Check HDMI 2.1 if you need 120Hz
PS5 Pro and Xbox Series X output at 120fps in many titles. Only HDMI 2.1 cards (Elgato 4K X, AVerMedia Ultra 2.1) pass that signal cleanly.
External vs. internal PCIe
External USB cards work on any PC and require no spare slot. Choose internal PCIe only for a dedicated streaming PC — it frees up USB bandwidth and keeps the desk tidy.
Plan your storage
4K60 recordings fill a 1 TB drive in roughly 50 hours. Pair a 4K capture card with a roomy NVMe drive and a regular backup routine.
Frequently Asked Questions
Do you need a capture card to stream on a single PC?
No. OBS captures your GPU directly, far more efficiently than a capture card. Capture cards are for console streaming (PS5, Xbox, Switch) and dual-PC setups where a separate PC handles encoding.

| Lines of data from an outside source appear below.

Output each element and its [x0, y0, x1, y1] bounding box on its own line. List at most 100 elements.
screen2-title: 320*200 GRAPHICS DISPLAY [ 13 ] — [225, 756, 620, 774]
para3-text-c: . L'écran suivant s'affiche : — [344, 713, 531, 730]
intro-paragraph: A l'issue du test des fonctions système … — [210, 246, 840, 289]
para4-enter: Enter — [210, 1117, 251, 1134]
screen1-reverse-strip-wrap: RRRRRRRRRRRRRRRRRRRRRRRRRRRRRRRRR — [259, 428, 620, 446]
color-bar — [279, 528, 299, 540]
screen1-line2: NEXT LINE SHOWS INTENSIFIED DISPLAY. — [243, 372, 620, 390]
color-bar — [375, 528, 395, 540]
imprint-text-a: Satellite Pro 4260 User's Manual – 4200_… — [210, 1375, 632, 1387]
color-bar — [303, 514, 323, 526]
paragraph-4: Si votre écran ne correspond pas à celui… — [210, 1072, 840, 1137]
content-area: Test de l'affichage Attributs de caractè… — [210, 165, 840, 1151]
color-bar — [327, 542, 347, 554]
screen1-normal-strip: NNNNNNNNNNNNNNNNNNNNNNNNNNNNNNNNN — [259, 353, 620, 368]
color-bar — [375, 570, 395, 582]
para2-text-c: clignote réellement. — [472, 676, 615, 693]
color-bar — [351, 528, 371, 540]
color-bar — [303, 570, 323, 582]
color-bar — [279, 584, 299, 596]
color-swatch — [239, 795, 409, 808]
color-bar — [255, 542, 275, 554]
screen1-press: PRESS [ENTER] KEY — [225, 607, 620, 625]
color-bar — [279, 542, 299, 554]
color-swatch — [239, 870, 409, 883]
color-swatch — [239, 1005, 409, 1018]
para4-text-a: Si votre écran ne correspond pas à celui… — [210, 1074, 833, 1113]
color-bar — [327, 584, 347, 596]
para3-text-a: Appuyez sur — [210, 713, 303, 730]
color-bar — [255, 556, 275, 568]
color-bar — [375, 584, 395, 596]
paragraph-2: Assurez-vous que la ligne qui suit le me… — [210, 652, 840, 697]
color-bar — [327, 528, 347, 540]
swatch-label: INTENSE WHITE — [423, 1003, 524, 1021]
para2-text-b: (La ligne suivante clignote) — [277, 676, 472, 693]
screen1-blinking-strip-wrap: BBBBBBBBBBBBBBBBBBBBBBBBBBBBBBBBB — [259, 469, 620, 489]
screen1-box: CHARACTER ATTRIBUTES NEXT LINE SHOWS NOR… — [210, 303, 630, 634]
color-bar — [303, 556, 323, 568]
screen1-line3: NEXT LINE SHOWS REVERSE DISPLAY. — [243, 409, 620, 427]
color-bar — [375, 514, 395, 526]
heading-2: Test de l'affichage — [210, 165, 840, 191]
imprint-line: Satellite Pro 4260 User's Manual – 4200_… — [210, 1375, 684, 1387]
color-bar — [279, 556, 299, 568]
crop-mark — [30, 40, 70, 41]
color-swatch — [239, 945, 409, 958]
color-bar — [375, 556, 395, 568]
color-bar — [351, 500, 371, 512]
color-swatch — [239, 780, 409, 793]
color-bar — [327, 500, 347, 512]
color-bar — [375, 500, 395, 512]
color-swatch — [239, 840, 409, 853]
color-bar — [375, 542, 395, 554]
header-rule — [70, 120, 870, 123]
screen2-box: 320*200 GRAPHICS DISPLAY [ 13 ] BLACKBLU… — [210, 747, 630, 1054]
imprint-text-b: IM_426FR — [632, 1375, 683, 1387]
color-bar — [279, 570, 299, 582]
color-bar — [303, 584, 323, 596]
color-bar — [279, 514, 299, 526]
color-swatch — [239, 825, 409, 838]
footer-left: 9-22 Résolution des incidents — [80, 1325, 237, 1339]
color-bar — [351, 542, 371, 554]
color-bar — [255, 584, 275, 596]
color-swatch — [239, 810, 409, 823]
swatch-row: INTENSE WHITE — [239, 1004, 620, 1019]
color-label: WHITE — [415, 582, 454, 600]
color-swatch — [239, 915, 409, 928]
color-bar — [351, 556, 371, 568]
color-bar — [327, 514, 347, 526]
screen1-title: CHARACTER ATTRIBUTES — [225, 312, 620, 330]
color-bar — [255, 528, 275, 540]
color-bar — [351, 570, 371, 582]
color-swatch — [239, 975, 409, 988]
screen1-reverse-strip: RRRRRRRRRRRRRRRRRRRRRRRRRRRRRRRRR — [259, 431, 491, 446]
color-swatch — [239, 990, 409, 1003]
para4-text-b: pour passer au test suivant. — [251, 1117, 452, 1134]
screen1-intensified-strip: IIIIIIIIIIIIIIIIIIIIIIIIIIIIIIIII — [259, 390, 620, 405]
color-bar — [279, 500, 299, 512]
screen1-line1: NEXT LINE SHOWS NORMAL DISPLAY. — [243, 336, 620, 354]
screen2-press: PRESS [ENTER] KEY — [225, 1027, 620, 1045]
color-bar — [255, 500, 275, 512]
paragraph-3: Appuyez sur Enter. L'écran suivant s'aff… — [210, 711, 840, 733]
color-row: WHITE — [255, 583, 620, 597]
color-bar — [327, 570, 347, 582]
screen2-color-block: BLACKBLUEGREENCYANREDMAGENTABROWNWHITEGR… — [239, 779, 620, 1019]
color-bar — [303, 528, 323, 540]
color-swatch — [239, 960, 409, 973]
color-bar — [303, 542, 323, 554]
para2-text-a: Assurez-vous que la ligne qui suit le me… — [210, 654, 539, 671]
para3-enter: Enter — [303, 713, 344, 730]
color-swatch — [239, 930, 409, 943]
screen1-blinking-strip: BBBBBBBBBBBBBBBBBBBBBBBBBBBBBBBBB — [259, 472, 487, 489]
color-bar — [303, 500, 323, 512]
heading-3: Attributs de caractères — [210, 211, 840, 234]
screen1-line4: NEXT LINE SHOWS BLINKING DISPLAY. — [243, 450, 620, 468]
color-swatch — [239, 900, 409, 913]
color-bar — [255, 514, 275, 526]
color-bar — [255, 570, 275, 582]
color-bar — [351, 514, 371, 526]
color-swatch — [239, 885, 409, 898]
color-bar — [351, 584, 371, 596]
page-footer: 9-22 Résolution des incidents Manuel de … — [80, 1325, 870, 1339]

Is 1080p or 4K better for a capture card?
For most streamers, 1080p60 is the sweet spot. 4K recordings run 15–20 GB per hour and demand far more encoding bandwidth, with limited viewer-side benefit on most platforms.
Elgato or AVerMedia — which is better?
Elgato leads on software polish and long-term driver reliability. AVerMedia often offers more features per dollar, better HDMI 2.1 value, and longer warranty periods. Both brands are excellent — pick on specs and price.
What is HDMI 2.1 and do I need it?
HDMI 2.1 supports 4K120Hz and VRR (variable refresh rate), which PS5 Pro and Xbox Series X use for 120fps titles. If you stream console at high frame rates, an HDMI 2.1 card like the Elgato 4K X or AVerMedia Ultra 2.1 prevents a signal bottleneck.
External vs. internal capture card — which should I choose?
External USB cards are easy to move between PCs and need no spare PCIe slot. Internal cards like the AVerMedia GC575 are better for a dedicated streaming PC — they free up USB bandwidth and stay cleaner on the desk.
How much storage does 4K capture use?
Roughly 15–20 GB per hour at 4K60 depending on codec and bitrate. Pair a 4K capture card with a large NVMe drive (1 TB minimum) and offload recordings regularly.